Befitting of a speech that echoes some of Peters’ sentiment in his 2018 Lowy speech, Luxon also spent time talking about the challenges facing the Pacific, and how New Zealand is uniquely placed to help them do that.
The comments on the importance of Pacific Island Forum centrality come less than a fortnight before Luxon will be in Tonga for the PIF leaders’ meeting under a new head.
And as the debate rages at home, on whether or not New Zealand should join Aukus Pillar II (if and when an invite arrives), any opportunity to do so sounds like a long way off.
Luxon referred to Aukus in his speech as a good thing for the region, but reiterated New Zealand’s nuclear-free stance would not change.
That left the possibility to join Pillar II, which is rumoured to be about cyber technology and information sharing.
When asked to elaborate on why Pillar II was appealing, Luxon suggested any clarity around Pillar II was still a long way off.
“In fairness, you know, Pillar II has been thrown around, and actually it has been pretty loosely defined and ethereal at times.” 
Luxon also mentioned Aukus in the context of a mini-lateral strategic grouping.
As superpowers like Russia and China do their best to tear apart the fabric of legacy multilateral arrangements like Nato and the United Nations, countries are looking for another way to get a seat at the table and ensure their trade and security interests are being looked after.
While Australia is New Zealand’s oldest friend and only formal ally, Canberra has surged ahead joining key mini-laterals like The Quad and Aukus.

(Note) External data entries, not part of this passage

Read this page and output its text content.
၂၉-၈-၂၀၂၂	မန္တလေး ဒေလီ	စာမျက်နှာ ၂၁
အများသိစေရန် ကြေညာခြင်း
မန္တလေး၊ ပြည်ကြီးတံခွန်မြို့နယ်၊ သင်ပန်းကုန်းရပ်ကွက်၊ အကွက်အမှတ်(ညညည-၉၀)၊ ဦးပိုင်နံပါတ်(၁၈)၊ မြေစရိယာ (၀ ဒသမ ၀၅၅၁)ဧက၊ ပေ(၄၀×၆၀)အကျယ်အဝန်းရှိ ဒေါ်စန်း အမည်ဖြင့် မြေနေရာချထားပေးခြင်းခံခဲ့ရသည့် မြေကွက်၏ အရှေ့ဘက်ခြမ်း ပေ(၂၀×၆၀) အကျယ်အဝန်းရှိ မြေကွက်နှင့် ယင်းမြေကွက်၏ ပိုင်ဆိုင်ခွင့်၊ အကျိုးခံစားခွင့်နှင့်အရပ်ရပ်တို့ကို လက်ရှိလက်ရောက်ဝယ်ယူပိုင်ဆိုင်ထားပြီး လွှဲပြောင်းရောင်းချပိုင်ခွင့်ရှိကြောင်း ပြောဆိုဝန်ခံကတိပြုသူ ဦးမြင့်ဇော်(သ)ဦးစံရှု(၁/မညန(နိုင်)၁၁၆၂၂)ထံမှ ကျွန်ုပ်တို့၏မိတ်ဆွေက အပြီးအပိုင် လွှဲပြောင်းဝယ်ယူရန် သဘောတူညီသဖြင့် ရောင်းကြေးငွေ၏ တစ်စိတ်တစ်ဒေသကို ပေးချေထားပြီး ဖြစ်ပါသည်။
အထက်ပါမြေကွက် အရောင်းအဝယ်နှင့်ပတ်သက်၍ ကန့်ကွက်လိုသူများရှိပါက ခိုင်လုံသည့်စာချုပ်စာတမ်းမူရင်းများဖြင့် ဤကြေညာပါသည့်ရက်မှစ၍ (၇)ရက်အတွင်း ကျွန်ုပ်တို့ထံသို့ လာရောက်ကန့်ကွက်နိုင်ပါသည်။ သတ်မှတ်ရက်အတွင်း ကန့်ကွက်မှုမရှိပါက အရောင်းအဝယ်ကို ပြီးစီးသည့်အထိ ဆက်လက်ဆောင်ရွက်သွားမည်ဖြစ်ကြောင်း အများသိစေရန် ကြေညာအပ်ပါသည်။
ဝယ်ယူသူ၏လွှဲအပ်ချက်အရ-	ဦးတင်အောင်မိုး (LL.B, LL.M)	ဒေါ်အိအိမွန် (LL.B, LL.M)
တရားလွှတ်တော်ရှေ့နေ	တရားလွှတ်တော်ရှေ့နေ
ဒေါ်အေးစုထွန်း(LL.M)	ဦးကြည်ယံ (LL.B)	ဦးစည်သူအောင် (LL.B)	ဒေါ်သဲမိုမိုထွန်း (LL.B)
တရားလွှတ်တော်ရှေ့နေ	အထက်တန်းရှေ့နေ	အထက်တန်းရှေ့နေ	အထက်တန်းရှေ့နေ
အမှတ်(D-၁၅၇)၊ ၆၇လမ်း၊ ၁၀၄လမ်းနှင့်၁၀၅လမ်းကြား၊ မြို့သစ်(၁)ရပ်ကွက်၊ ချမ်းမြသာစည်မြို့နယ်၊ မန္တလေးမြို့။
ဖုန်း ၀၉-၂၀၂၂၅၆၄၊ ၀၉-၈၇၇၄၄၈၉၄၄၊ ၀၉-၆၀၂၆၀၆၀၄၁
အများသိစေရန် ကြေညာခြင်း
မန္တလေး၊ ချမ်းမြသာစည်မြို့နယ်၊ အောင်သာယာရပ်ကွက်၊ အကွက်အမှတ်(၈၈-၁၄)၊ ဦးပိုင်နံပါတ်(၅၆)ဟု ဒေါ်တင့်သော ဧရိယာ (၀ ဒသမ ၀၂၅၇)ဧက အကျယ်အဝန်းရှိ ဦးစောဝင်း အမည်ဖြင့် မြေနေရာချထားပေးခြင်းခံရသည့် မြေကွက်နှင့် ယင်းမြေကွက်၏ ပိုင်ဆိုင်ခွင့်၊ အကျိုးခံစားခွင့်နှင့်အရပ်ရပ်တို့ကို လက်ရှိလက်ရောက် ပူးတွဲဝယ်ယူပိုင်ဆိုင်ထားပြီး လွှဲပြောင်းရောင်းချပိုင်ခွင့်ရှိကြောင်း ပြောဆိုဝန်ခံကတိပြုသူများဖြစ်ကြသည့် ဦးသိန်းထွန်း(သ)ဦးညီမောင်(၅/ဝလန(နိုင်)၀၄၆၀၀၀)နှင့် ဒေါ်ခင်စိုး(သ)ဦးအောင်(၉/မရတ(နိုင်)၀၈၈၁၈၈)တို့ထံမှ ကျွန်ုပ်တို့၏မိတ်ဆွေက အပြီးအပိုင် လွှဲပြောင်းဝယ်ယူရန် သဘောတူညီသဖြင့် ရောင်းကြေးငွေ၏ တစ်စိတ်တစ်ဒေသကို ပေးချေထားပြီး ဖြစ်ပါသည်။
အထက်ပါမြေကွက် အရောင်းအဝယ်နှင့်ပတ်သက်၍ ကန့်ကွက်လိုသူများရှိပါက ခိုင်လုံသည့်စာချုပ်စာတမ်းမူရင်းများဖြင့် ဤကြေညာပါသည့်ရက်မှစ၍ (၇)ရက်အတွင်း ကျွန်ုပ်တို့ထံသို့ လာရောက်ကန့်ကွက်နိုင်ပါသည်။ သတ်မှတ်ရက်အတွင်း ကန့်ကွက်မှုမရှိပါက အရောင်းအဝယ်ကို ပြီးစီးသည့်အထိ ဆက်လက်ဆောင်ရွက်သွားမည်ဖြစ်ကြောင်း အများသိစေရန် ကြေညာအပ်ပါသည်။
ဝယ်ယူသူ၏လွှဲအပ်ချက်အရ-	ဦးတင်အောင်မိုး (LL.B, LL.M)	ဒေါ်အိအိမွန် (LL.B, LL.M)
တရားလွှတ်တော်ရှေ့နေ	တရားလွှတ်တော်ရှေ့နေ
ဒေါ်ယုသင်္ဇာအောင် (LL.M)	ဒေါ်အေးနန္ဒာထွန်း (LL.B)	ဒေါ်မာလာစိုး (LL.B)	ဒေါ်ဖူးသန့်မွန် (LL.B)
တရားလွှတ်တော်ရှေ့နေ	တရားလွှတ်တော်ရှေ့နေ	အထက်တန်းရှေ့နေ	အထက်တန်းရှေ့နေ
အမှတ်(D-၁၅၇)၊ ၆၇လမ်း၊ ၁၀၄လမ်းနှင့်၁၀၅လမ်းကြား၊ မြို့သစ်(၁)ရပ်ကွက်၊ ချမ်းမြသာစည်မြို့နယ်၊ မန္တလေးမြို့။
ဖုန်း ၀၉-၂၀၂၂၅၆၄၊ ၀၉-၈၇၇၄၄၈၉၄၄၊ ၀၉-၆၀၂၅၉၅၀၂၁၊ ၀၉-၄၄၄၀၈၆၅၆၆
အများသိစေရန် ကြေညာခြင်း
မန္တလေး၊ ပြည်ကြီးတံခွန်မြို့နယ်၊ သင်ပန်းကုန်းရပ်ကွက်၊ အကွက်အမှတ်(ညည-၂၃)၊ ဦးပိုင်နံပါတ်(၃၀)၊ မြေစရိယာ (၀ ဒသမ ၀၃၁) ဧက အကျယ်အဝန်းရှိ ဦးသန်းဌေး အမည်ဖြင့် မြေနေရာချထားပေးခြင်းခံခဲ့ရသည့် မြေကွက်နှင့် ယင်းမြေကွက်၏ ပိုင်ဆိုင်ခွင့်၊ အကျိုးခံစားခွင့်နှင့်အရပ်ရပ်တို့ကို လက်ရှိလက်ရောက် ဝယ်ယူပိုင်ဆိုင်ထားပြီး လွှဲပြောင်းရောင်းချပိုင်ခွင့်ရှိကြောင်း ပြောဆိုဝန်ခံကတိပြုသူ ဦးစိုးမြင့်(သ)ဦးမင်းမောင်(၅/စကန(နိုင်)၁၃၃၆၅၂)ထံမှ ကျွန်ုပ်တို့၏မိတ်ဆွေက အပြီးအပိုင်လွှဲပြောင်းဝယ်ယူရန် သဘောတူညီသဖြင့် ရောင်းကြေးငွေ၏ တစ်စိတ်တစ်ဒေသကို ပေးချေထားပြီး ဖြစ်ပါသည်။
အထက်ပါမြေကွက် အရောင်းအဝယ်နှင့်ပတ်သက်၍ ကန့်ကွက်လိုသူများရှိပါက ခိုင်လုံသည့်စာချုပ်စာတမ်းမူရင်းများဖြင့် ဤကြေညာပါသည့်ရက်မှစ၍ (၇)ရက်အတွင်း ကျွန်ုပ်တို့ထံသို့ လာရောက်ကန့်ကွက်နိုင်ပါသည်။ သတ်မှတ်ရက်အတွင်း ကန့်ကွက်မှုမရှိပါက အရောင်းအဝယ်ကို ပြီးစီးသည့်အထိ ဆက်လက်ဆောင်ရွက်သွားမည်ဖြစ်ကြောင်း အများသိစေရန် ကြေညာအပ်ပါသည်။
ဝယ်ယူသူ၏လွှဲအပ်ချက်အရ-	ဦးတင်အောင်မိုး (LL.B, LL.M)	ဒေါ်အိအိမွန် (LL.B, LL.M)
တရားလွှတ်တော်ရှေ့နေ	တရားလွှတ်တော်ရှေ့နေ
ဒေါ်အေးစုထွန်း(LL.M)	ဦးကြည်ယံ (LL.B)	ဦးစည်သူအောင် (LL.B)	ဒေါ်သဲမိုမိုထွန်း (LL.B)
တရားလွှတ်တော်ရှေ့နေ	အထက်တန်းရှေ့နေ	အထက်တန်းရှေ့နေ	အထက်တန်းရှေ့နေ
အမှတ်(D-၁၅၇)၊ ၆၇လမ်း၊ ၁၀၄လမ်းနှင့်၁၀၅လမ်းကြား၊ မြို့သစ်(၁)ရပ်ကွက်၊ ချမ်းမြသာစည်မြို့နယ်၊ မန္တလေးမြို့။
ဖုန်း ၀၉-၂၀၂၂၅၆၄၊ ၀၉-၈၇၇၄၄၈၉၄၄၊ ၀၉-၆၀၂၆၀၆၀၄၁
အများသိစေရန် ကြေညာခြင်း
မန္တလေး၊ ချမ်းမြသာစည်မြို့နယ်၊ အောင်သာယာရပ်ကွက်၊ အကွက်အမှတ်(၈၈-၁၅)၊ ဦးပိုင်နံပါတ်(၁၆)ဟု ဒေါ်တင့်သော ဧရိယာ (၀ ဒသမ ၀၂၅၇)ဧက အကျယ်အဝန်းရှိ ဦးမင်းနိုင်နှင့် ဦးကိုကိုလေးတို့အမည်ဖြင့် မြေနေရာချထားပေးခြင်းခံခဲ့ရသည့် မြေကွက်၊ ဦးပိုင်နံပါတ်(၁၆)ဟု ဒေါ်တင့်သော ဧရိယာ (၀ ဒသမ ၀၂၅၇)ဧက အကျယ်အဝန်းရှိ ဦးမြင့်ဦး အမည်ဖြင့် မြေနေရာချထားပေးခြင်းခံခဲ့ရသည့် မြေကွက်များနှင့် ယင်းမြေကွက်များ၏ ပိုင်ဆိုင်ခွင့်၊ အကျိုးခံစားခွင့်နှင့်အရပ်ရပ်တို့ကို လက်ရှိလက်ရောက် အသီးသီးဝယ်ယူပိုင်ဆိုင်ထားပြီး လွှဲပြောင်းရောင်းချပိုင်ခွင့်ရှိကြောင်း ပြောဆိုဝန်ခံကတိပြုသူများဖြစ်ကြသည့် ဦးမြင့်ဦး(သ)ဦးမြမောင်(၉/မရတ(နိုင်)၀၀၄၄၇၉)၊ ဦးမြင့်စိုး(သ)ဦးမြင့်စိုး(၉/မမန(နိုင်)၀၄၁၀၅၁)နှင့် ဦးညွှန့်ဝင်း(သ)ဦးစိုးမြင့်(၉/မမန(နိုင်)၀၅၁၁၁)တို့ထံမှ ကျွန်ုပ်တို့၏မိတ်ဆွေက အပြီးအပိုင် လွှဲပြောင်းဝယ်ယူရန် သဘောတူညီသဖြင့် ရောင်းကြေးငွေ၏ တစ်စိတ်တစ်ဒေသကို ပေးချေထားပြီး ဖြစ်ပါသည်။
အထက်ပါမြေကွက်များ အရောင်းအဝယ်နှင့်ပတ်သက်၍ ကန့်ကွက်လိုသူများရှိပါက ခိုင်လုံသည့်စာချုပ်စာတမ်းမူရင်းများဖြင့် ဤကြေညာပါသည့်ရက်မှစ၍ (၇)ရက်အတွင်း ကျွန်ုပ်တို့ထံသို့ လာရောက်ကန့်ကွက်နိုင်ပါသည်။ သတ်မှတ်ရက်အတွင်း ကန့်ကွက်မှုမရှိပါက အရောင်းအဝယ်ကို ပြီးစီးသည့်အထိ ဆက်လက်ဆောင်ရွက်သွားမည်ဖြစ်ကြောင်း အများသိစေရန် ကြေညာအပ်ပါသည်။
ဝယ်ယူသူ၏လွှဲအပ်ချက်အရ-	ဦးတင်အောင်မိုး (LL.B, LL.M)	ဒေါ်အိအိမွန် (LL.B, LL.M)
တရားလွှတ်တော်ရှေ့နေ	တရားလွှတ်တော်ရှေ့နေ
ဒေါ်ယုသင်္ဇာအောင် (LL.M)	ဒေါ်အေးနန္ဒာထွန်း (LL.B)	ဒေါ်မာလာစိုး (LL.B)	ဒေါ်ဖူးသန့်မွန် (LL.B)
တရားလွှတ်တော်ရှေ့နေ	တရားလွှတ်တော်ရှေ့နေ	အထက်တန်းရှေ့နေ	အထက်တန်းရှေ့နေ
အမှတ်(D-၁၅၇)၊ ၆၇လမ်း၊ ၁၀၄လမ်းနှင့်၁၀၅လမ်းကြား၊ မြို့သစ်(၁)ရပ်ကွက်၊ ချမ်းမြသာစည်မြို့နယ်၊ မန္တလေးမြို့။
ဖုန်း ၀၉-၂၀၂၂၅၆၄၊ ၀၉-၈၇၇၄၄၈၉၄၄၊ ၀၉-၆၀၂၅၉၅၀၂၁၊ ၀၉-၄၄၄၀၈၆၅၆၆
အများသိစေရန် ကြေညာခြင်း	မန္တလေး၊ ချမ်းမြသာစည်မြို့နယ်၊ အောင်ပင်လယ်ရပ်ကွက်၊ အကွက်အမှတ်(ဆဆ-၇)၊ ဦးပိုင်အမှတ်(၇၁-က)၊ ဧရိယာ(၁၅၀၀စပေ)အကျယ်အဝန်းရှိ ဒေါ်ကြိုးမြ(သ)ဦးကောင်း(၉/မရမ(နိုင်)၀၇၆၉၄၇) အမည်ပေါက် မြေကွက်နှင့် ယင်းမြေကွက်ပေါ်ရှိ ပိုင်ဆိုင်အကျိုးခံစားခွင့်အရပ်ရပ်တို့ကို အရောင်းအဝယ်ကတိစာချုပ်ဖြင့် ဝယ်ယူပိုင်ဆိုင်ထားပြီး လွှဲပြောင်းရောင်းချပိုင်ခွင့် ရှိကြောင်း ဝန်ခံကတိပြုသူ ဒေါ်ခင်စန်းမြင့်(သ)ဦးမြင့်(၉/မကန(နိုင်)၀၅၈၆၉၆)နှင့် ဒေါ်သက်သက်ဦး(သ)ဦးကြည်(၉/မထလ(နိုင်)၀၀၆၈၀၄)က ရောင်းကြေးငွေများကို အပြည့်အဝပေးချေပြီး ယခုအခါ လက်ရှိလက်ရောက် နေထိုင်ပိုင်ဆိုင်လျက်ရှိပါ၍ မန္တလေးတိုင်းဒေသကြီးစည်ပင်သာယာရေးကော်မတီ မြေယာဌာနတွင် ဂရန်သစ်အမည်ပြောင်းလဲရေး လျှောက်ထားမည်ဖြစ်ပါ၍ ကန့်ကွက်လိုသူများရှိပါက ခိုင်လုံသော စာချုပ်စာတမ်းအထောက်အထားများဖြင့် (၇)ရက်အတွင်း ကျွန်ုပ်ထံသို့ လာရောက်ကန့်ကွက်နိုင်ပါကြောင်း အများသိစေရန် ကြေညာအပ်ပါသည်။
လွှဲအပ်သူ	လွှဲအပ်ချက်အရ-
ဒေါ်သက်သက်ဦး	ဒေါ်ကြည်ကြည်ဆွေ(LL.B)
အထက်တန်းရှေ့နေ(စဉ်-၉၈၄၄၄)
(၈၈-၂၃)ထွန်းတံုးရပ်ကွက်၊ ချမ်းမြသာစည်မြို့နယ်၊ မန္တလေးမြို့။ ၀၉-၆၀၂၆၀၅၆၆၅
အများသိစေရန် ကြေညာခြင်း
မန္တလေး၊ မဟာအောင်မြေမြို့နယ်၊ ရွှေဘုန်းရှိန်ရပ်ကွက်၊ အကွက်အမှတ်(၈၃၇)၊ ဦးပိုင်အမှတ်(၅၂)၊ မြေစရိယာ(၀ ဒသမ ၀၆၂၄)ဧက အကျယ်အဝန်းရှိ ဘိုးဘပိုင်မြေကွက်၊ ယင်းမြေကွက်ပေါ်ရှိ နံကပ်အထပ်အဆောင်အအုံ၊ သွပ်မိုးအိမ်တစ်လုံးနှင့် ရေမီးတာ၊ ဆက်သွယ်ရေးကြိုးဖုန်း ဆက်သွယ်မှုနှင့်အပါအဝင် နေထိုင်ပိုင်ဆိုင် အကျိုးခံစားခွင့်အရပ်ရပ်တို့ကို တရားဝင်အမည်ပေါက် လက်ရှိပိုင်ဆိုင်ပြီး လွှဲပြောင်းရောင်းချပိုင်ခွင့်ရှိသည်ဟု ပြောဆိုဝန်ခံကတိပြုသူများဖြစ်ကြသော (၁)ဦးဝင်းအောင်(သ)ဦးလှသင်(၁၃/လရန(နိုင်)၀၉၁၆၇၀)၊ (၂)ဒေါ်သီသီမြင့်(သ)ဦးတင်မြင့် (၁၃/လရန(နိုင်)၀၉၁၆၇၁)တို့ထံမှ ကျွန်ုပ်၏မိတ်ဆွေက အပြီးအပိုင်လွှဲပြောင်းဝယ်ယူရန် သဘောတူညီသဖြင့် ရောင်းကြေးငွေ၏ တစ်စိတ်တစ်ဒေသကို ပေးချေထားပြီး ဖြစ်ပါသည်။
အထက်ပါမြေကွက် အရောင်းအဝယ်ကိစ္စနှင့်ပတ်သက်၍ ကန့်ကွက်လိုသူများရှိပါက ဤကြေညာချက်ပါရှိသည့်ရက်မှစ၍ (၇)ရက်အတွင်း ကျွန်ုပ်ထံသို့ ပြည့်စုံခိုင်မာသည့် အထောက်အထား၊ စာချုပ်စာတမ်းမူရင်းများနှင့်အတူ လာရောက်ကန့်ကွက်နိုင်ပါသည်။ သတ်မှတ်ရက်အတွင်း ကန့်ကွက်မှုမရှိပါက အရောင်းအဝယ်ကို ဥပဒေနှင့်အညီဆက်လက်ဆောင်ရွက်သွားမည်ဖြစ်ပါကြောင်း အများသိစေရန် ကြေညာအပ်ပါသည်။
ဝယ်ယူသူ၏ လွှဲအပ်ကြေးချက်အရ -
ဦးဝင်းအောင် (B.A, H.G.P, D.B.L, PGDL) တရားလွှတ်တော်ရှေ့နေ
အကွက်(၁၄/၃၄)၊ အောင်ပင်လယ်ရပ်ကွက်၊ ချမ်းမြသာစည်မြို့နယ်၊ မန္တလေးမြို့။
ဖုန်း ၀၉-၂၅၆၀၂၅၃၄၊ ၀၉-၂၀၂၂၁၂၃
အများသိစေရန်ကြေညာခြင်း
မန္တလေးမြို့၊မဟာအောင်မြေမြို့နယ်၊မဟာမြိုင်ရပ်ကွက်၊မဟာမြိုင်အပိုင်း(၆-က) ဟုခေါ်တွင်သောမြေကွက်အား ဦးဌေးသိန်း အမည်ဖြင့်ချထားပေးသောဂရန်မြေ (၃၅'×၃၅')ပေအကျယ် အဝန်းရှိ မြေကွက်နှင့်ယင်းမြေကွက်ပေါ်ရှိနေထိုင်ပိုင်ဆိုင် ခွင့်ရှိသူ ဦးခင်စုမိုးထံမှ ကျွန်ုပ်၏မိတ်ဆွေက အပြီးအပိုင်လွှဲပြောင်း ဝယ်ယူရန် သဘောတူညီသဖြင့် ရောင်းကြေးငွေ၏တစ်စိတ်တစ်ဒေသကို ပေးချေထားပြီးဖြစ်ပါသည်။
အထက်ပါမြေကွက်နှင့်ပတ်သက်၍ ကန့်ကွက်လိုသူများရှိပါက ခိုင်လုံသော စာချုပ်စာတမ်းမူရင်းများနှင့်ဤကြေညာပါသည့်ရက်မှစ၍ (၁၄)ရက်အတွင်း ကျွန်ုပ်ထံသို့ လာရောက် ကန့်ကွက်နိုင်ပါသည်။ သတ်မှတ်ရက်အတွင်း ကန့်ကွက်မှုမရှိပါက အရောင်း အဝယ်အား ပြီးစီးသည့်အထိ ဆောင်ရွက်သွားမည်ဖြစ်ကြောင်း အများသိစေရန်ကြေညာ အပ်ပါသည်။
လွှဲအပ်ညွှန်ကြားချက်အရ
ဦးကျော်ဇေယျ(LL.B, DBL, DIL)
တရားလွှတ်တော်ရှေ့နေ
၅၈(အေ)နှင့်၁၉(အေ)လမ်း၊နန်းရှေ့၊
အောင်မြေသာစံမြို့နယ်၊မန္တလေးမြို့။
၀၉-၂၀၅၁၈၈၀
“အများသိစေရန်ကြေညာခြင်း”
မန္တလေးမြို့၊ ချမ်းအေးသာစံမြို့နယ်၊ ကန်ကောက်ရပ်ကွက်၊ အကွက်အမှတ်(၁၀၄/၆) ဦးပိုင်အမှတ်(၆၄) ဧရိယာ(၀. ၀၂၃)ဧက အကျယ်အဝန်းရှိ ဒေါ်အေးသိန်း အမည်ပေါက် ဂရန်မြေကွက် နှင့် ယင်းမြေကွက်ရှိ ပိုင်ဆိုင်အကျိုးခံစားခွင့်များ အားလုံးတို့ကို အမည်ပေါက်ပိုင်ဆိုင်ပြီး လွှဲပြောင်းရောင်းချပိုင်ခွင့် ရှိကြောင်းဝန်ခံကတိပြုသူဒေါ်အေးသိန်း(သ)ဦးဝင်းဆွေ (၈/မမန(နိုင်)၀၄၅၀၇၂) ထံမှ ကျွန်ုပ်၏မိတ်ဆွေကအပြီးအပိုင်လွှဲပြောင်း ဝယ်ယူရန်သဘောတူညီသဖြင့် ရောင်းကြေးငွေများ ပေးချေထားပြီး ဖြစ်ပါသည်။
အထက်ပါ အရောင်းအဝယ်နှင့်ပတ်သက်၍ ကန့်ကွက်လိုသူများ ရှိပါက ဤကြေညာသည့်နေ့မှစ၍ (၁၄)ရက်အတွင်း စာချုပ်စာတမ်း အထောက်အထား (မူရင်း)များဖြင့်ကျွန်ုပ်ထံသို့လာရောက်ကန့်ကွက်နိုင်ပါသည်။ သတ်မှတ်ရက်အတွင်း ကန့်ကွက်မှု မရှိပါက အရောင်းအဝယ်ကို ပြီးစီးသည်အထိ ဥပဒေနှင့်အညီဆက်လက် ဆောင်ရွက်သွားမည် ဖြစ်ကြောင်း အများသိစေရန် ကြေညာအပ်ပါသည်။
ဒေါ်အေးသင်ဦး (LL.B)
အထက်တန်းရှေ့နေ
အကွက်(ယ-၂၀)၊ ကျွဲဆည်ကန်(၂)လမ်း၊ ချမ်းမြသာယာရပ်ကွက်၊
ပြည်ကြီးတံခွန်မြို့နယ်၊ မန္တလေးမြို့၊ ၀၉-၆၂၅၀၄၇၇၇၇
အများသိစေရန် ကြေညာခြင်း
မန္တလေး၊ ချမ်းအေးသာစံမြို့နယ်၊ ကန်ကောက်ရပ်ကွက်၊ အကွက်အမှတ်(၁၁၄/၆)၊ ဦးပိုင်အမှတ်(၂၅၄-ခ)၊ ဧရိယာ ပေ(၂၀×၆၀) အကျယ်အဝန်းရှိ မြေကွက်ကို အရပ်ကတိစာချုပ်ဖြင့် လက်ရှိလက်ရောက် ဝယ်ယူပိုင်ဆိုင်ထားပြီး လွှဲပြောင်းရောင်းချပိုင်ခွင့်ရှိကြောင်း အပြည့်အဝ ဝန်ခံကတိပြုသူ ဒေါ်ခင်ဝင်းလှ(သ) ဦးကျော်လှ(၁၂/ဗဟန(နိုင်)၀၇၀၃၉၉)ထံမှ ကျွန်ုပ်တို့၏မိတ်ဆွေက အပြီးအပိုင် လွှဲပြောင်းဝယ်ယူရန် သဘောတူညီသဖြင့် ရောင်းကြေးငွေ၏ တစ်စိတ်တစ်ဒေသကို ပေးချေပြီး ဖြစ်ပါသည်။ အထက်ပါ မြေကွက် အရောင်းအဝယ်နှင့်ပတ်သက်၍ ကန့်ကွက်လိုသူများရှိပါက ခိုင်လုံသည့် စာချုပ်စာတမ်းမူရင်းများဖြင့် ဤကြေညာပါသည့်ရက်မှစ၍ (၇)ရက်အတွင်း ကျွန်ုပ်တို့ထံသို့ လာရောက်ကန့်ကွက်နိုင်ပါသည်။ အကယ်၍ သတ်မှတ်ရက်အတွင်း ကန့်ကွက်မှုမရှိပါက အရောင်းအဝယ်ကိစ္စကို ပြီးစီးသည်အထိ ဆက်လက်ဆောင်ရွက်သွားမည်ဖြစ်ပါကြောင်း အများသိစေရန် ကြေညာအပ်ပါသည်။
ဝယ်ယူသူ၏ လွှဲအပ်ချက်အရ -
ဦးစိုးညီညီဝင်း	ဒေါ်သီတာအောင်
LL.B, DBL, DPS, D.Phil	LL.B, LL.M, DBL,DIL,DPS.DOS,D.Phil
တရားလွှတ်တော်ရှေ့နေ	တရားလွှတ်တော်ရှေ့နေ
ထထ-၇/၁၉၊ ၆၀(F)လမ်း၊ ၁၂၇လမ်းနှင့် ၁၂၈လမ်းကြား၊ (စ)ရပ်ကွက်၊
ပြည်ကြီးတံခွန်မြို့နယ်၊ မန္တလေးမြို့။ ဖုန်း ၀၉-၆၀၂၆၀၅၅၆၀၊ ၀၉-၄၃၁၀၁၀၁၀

Mini-laterals have been used in the Asia-Pacific region for more than a decade, but they are now enjoying a golden age, with the emergence of The Quad and Aukus – both groups that New Zealand has been left out of to date.
Luxon points to trade groupings, but one of New Zealand’s first true forays into the world of the increasingly important mini-laterals is the Indo-Pacific Four (IP4). 
Luxon chaired the meeting of the IP4 on the sidelines of the main Nato summit in the United States, last month.
At the time, the group, made up of NZ, Australia, Japan and the Republic of Korea, invited Ukraine president Volodymyr Zelensky to join their discussions on Russia’s illegal invasion of Ukraine and how this conflict impacts the Indo-Pacific Region.
While this group started within the bounds of Nato, Luxon will likely be doing what he can to hold onto the group, to work with leaders more directly,
The increasingly complex geostrategic environment means Luxon and his foreign ministry won’t be losing sight of Australia’s centrality to New Zealand’s foreign policy.
As the “junior partner”, New Zealand needs to signal to Australia why the partnership is in their best-interests – much the same as Australia needs to do with the US. And Luxon is doing his best to remind Australia of the closeness of the bond, the shared history, and New Zealand’s predictability and reliability in the region.
Luxon wasn’t shy in telling Australia he needed them, in his speech. But he also reminded the Aussies why they needed their Kiwi counterparts.
Ahead of his annual leaders’ meeting with Prime Minister Anthony Albanese on Friday, Luxon laid out his case: As the systems deteriorate, and a new world order emerges, a well-known, consistent, predictable partner, driven by long-hold values is nothing to be sniffed at.
“Australia is New Zealand’s indispensable ally, partner and friend.  You are more relevant to us than ever as we forge our path in a more contested world.  And, dare I say, we are more relevant to you than ever before, too,” Luxon said.
“The bonds of history, geography, common values, our deep people-to-people links are often captured in a simple phrase – we are family.”
If the Prime Minister was looking to message Canberra – and by extension Washington – with his first major foreign policy speech, then the message was: We need you with us as we face up to this big, bad world. But you probably need us too.